Specify Output Format

For structured data, define the exact output format:
specification:
  requirements: |
    Output format must be JSON with this exact schema:
    {
      "review_id": "string (UUID)",
      "customer_name": "string",
      "rating": "integer (1-5)",
      "review_text": "string",
      "product": "string",
      "date": "string (ISO 8601)"
    }

Supported Models

Dataframer supports multiple LLM models for specification generation:
ModelProviderBest For
anthropic/claude-sonnet-4-5AnthropicBalanced quality and speed (default)
anthropic/claude-haiku-4-5AnthropicFast generation
gemini/gemini-2.5-proGoogleComplex reasoning
openai/gpt-4.1OpenAIAlternative quality option
Different models may produce different specification styles.

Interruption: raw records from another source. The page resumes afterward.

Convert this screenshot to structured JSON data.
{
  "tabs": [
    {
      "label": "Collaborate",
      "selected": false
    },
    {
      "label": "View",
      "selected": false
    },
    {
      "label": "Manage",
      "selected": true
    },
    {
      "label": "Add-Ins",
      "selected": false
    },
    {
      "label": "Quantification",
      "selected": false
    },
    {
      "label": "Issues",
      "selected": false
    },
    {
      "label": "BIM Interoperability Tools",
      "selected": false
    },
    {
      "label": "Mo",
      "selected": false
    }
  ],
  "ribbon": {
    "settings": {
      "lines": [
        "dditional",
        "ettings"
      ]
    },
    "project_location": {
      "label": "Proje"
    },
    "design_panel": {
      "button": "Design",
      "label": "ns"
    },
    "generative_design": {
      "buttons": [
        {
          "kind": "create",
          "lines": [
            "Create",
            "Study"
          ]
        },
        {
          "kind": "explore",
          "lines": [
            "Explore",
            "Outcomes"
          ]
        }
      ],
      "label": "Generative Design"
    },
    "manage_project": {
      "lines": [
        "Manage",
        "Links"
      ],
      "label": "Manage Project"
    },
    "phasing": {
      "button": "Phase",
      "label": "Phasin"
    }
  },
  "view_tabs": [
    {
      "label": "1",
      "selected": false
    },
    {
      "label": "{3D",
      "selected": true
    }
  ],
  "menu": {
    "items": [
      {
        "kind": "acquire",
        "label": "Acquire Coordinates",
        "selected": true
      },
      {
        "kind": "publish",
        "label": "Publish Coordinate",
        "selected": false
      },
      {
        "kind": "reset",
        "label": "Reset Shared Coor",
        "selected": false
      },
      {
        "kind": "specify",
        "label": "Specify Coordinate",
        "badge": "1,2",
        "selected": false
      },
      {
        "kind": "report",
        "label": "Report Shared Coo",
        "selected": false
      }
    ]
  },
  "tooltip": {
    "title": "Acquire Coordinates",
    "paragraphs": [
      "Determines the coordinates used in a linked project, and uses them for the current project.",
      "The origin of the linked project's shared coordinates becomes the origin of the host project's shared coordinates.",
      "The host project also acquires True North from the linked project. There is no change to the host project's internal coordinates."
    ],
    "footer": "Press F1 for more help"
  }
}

Choose based on your quality and speed requirements.

Best Practices

  • Be specific about mandatory fields and formats
  • Define constraints explicitly
  • Include examples for complex requirements
  • Specify acceptable ranges for numeric values
  • Define 3-5 meaningful variation axes
  • Keep variation values distinct and clear
  • Cover important dimensions of diversity
  • Avoid too many axes (causes combinatorial explosion)
  • Start with automatic analysis
  • Generate a small batch (5-10 samples)
  • Review results and identify issues
  • Update specification and regenerate
  • Repeat until satisfied
  • For structured data (CSV, JSON): Define exact schema
  • For unstructured data (text, documents): Focus on content patterns and style
  • For mixed datasets: Specify requirements for each file type

Specification Status

Specifications have three possible statuses: PROCESSING: Analysis is in progress READY: Specification is complete and can be used for generation FAILED: Analysis encountered an error Only specifications with READY status can be used to generate samples.